L’endroit où se trouvent Socrate et Phèdre est lié à des récits mythologiques. Phèdre préfère se scruter lui-même, avant de chercher à déchiffrer la signification des mythes et des êtres légendaires.

Que si, ayant des doutes à leur sujet, on réduit chacun de ces êtres à ce qu’il a de vraisemblable, en recourant à je ne sais quel grossier bon sens, on aura besoin de beaucoup de temps libre ! Or je n’en ai pas du tout, moi, pour des occupations de cette sorte, et en voici, mon cher, la raison : je ne suis pas capable encore, ainsi que le demande l’inscription delphique, de me connaître moi-même ! 229e.

Le cadre de l’entretien

Socrate et Phèdre s’installent sous un platane, près d’une source, pour leur dialogue. Socrate apprend simplement en observant “ce que font les hommes qui sont dans la ville”, comme un étranger dans son pays.

Toi cependant, tu as découvert, je crois, la drogue propre à me faire sortir. Je ressemble en effet aux bestiaux quand ils ont faim : en agitant devant eux un branchage ou un fruit, on les fait avancer ; toi pareillement, en tendant au-devant de moi des discours en un cahier, tu me feras, c’est bien évident, faire le tour de l’Attique entière, et me mèneras, ailleurs encore, où cela te plaira ! 230d-e.

Première partie

I. Le discours de Lysias

Phèdre lit le discours de Lysias. Ce dernier énumère les différents arguments en faveur de ceux qui n’aiment pas : l’absence de repentir d’avoir été bienfaisant envers l’aimé, la raison, la maîtrise de soi, l’absence de jalousie et d’inimitié, la connaissance de la personne avant tout désir, l’utilité, la reconnaissance du mérite, l’absence de reproches et de dommages.

Critique.

Phèdre et Socrate commencent par louer ironiquement l’éloquence quasi divine du discours, puis procèdent à la critique sur sa rhétorique.

De vrai, mon sentiment à moi, Phèdre, à moins que tu n’y trouves à redire, est qu’il a répété deux et trois fois les mêmes idées, comme s’il n’était pas bien à son aise pour trouver beaucoup à dire sans changer de sujet […]. Aussi me faisait-il l’effet d’un blanc-bec qui fait montre, en disant les mêmes choses, et comme ceci et comme cela, de son aptitude à les exprimer dans chaque cas d’une façon parfaite ! 235a.

Il y avait d’autres choses à dire.

Socrate se souvient de bien meilleurs discours, et évoque son sentiment de pouvoir lui-même “dire d’autres choses, et qui ne soient pas pires” (235c). Il rappelle son ignorance.

Or ce n’est pas par moi-même, au moins, que j’ai eu l’idée de ces choses, je le sais fort bien, étant, en moi-même, conscient de mon ignorance. Reste donc, me semble-t-il, qu’à des sources étrangères je me sois, par l’oreille, empli quelque part, comme s’emplit un vase […]. 235c-d.

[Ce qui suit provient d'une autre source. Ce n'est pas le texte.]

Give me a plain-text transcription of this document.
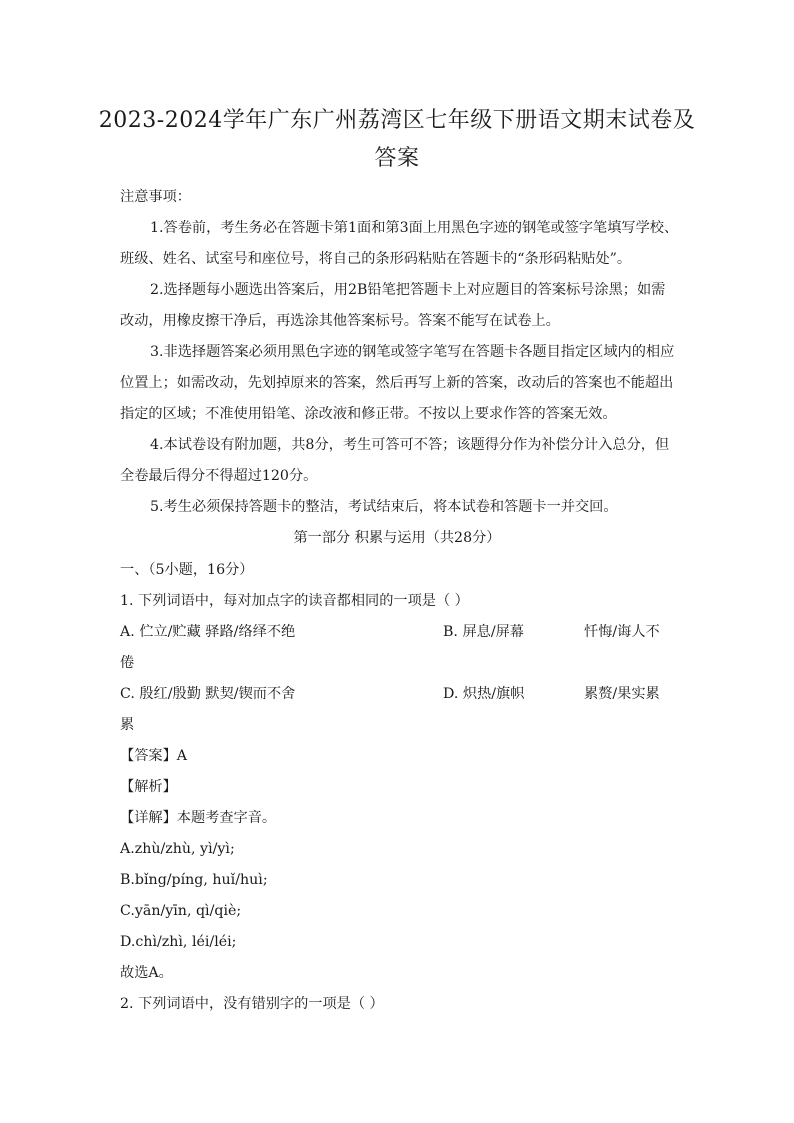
2023-2024学年广东广州荔湾区七年级下册语文期末试卷及
答案
注意事项：
1.答卷前，考生务必在答题卡第1面和第3面上用黑色字迹的钢笔或签字笔填写学校、
班级、姓名、试室号和座位号，将自己的条形码粘贴在答题卡的“条形码粘贴处”。
2.选择题每小题选出答案后，用2B铅笔把答题卡上对应题目的答案标号涂黑；如需
改动，用橡皮擦干净后，再选涂其他答案标号。答案不能写在试卷上。
3.非选择题答案必须用黑色字迹的钢笔或签字笔写在答题卡各题目指定区域内的相应
位置上；如需改动，先划掉原来的答案，然后再写上新的答案，改动后的答案也不能超出
指定的区域；不准使用铅笔、涂改液和修正带。不按以上要求作答的答案无效。
4.本试卷设有附加题，共8分，考生可答可不答；该题得分作为补偿分计入总分，但
全卷最后得分不得超过120分。
5.考生必须保持答题卡的整洁，考试结束后，将本试卷和答题卡一并交回。
第一部分 积累与运用（共28分）
一、（5小题，16分）
1. 下列词语中，每对加点字的读音都相同的一项是（ ）
A. 伫立/贮藏 驿路/络绎不绝	B. 屏息/屏幕	忏悔/诲人不
倦
C. 殷红/殷勤 默契/锲而不舍	D. 炽热/旗帜	累赘/果实累
累
【答案】A
【解析】
【详解】本题考查字音。
A.zhù/zhù, yì/yì;
B.bǐng/píng, huǐ/huì;
C.yān/yīn, qì/qiè;
D.chì/zhì, léi/léi;
故选A。
2. 下列词语中，没有错别字的一项是（ ）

Il donne quelques conseils sur la structure d’un discours.

Des développements indispensables de ce genre, il faut au contraire, selon moi, les concéder à celui qui parle, les lui pardonner ; et ce n’est pas l’invention de pareils développements qu’il y a lieu de louer, mais leur arrangement ; tandis que, pour les développements qui ne s’imposent pas et dont l’invention est difficile, ce n’est pas seulement sur l’arrangement, c’est sur l’invention aussi que doit porter la louange. 236a.

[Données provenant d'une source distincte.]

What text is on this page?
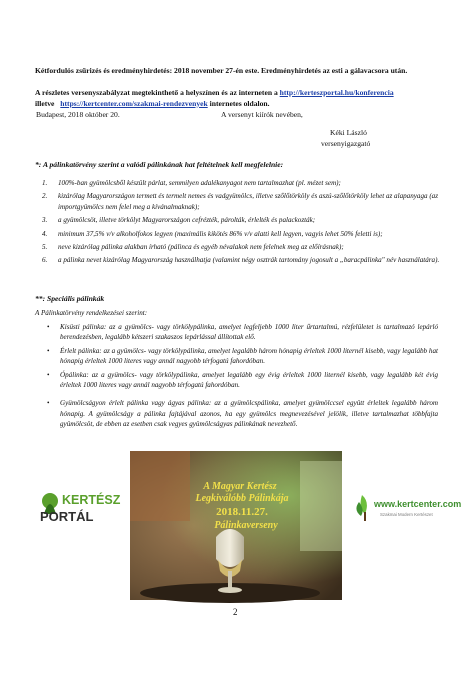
Kétfordulós zsűrizés és eredményhirdetés: 2018 november 27-én este. Eredményhirdetés az esti a gálavacsora után.

A részletes versenyszabályzat megtekinthető a helyszínen és az interneten a http://kerteszportal.hu/konferencia
illetve https://kertcenter.com/szakmai-rendezvenyek internetes oldalon.

Budapest, 2018 október 20.	A versenyt kiírók nevében,
Kéki László
versenyigazgató
*: A pálinkatörvény szerint a valódi pálinkának hat feltételnek kell megfelelnie:
1. 100%-ban gyümölcsből készült párlat, semmilyen adalékanyagot nem tartalmazhat (pl. mézet sem);
2. kizárólag Magyarországon termett és termelt nemes és vadgyümölcs, illetve szőlőtörköly és aszú-szőlőtörköly lehet az alapanyaga (az importgyümölcs nem felel meg a kívánalmaknak);
3. a gyümölcsöt, illetve törkölyt Magyarországon cefrézték, párolták, érlelték és palackozták;
4. minimum 37,5% v/v alkoholfokos legyen (maximális kikötés 86% v/v alatti kell legyen, vagyis lehet 50% feletti is);
5. neve kizárólag pálinka alakban írható (pálinca és egyéb névalakok nem felelnek meg az előírásnak);
6. a pálinka nevet kizárólag Magyarország használhatja (valamint négy osztrák tartomány jogosult a „baracpálinka" név használatára).
**: Speciális pálinkák
A Pálinkatörvény rendelkezései szerint:
• Kisüsti pálinka: az a gyümölcs- vagy törkölypálinka, amelyet legfeljebb 1000 liter űrtartalmú, rézfelületet is tartalmazó lepárló berendezésben, legalább kétszeri szakaszos lepárlással állítottak elő.
• Érlelt pálinka: az a gyümölcs- vagy törkölypálinka, amelyet legalább három hónapig érleltek 1000 liternél kisebb, vagy legalább hat hónapig érleltek 1000 literes vagy annál nagyobb térfogatú fahordóban.
• Ópálinka: az a gyümölcs- vagy törkölypálinka, amelyet legalább egy évig érleltek 1000 liternél kisebb, vagy legalább két évig érleltek 1000 literes vagy annál nagyobb térfogatú fahordóban.
• Gyümölcságyon érlelt pálinka vagy ágyas pálinka: az a gyümölcspálinka, amelyet gyümölccsel együtt érleltek legalább három hónapig. A gyümölcságy a pálinka fajtájával azonos, ha egy gyümölcs megnevezésével jelölik, illetve tartalmazhat többfajta gyümölcsöt, de ebben az esetben csak vegyes gyümölcságyas pálinkának nevezhető.
KERTÉSZ
PORTÁL
A Magyar Kertész
Legkiválóbb Pálinkája
2018.11.27.
Pálinkaverseny
www.kertcenter.com
Szakmai Modern Kertészet
2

Socrate contraint de parler.

Phèdre donne le thème que Socrate devra développer dans son discours : “que l’amoureux est malade d’esprit, plutôt que celui qui n’aime pas” (236a).

II. Premier discours de Socrate

Socrate implore le soutien des Muses, et commence son discours en modifiant un peu le thème de Lysias.

Il y avait une fois un jeune garçon, bien plutôt un adolescent, qui était extrêmement beau et avait toute une foule d’amoureux. Or, dans le nombre, il y en avait un qui était un rusé et qui, sans être moins amoureux qu’aucun autre, avait persuadé au jeune garçon qu’il ne l’aimait point. Un jour même, qu’il lui adressait sa requête, il entreprit de lui persuader précisément ceci, que l’on doit céder aux vœux de celui qui n’aime pas, plutôt que de celui qui aime, et voici le langage qu’il lui tenait […]. 237b.

Deux principes nous gouvernent : la jouissance et la perfection. Selon que l’un surpasse l’autre, c’est la modération ou la démesure qui nous caractérise. L’amour est le désir qui a pour objet la beauté, notamment celle des corps.

Le discours s’interrompt : l’inspiration des Nymphes.

Socrate est gagné par une émotion presque surnaturelle, puis il revient à son discours au jeune garçon.

Le discours reprend.

Celui qui désire, et est esclave de la jouissance, veut retirer tout le plaisir possible de l’aimé, et cherche à l’isoler par jalousie.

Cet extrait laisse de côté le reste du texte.